Microplastics are a complex suite of contaminants varying in size, shape, polymer, and associated chemicals, and are sometimes referred to as a multiple stressor. Still, the majority of studies testing hypotheses about their effects use commercially bought microplastics of a uniform size, shape, and type. In this study, we investigated the effects of pre-consumer polyethylene (PE), pre-consumer polypropylene (PP), and a mixture of PE and PP collected from the shoreline of Lake Ontario, where they likely sorbed a complex cocktail of contaminants. Embryo-stage fathead minnows were exposed to physical plastic particles or chemical leachates alone at an environmentally relevant (280 particles/L) or high (2,800 particles/L) concentration for 14 days. We have shown that the effects of microplastics differ by polymer type and presence of environmental contaminants, and that effects can be driven by the physical particles and/or the chemical leachates alone. Larvae exposed to pre-consumer PE experienced a decrease in survival, length, and weight, while pre-consumer PP caused an increase in weight. Environmental microplastics caused a more drastic increase in length and weight, and almost 6x more deformities than either of the pre-consumer microplastics.
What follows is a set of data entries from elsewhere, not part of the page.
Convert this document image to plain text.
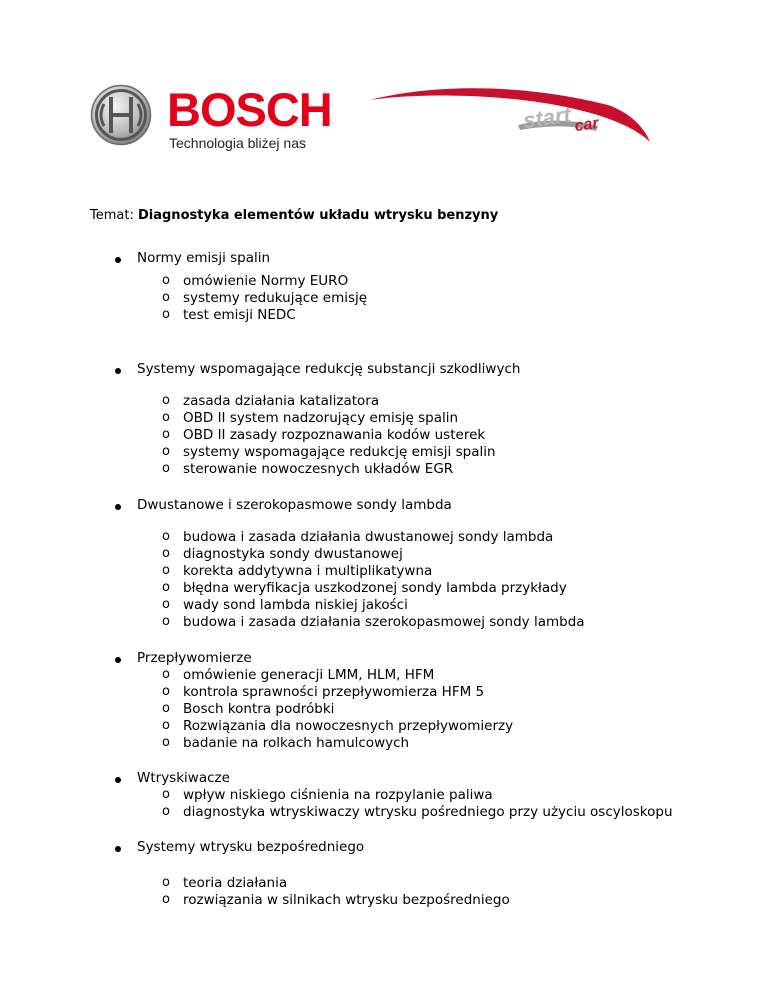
BOSCH
Technologia bliżej nas
start car
Temat: Diagnostyka elementów układu wtrysku benzyny
Normy emisji spalin
o omówienie Normy EURO
o systemy redukujące emisję
o test emisji NEDC
Systemy wspomagające redukcję substancji szkodliwych
o zasada działania katalizatora
o OBD II system nadzorujący emisję spalin
o OBD II zasady rozpoznawania kodów usterek
o systemy wspomagające redukcję emisji spalin
o sterowanie nowoczesnych układów EGR
Dwustanowe i szerokopasmowe sondy lambda
o budowa i zasada działania dwustanowej sondy lambda
o diagnostyka sondy dwustanowej
o korekta addytywna i multiplikatywna
o błędna weryfikacja uszkodzonej sondy lambda przykłady
o wady sond lambda niskiej jakości
o budowa i zasada działania szerokopasmowej sondy lambda
Przepływomierze
o omówienie generacji LMM, HLM, HFM
o kontrola sprawności przepływomierza HFM 5
o Bosch kontra podróbki
o Rozwiązania dla nowoczesnych przepływomierzy
o badanie na rolkach hamulcowych
Wtryskiwacze
o wpływ niskiego ciśnienia na rozpylanie paliwa
o diagnostyka wtryskiwaczy wtrysku pośredniego przy użyciu oscyloskopu
Systemy wtrysku bezpośredniego
o teoria działania
o rozwiązania w silnikach wtrysku bezpośredniego
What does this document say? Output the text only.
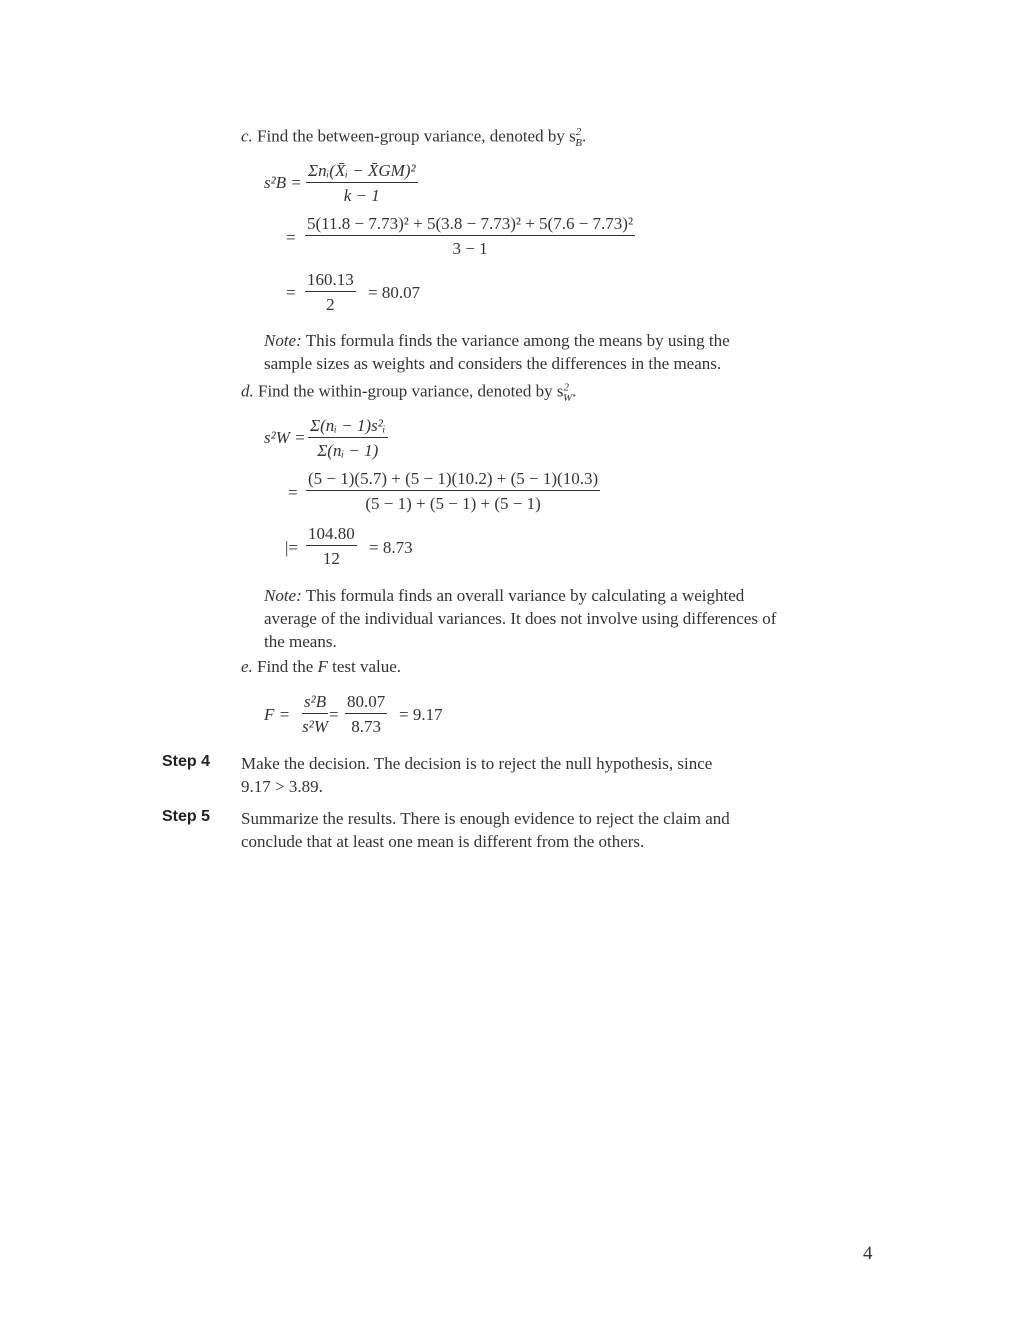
c. Find the between-group variance, denoted by $s^2_B$.
s²B =
Σnᵢ(X̄ᵢ − X̄GM)²
k − 1
= $\frac{\text{5(11.8 − 7.73)² + 5(3.8 − 7.73)² + 5(7.6 − 7.73)²}}{3 - 1}$
= $\frac{160.13}{2} = 80.07$
Note: This formula finds the variance among the means by using the
sample sizes as weights and considers the differences in the means.
d. Find the within-group variance, denoted by $s^2_W$.
$s^2W = \frac{\text{Σ(nᵢ − 1)s²ᵢ}}{\text{Σ(nᵢ − 1)}}$
= $\frac{(5 - 1)(5.7) + (5 - 1)(10.2) + (5 - 1)(10.3)}{(5 - 1) + (5 - 1) + (5 - 1)}$
|= $\frac{104.80}{12} = 8.73$
Note: This formula finds an overall variance by calculating a weighted
average of the individual variances. It does not involve using differences of
the means.
e. Find the F test value.
$F = \frac{\text{s²B}}{\text{s²W}} = \frac{80.07}{8.73} = 9.17$
Step 4 Make the decision. The decision is to reject the null hypothesis, since
9.17 > 3.89.
Step 5 Summarize the results. There is enough evidence to reject the claim and
conclude that at least one mean is different from the others.
4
While pre-consumer microplastics caused effects in the physical treatment only, the environmental microplastics caused effects in both the physical and chemical treatments, suggesting that the mechanism of impacts is context dependent. This study provides further support for treating microplastics as a multiple stressor and begs further research on the effects of environmentally relevant concentrations of microplastics on the long-term growth, survival, and reproductive output of aquatic organisms.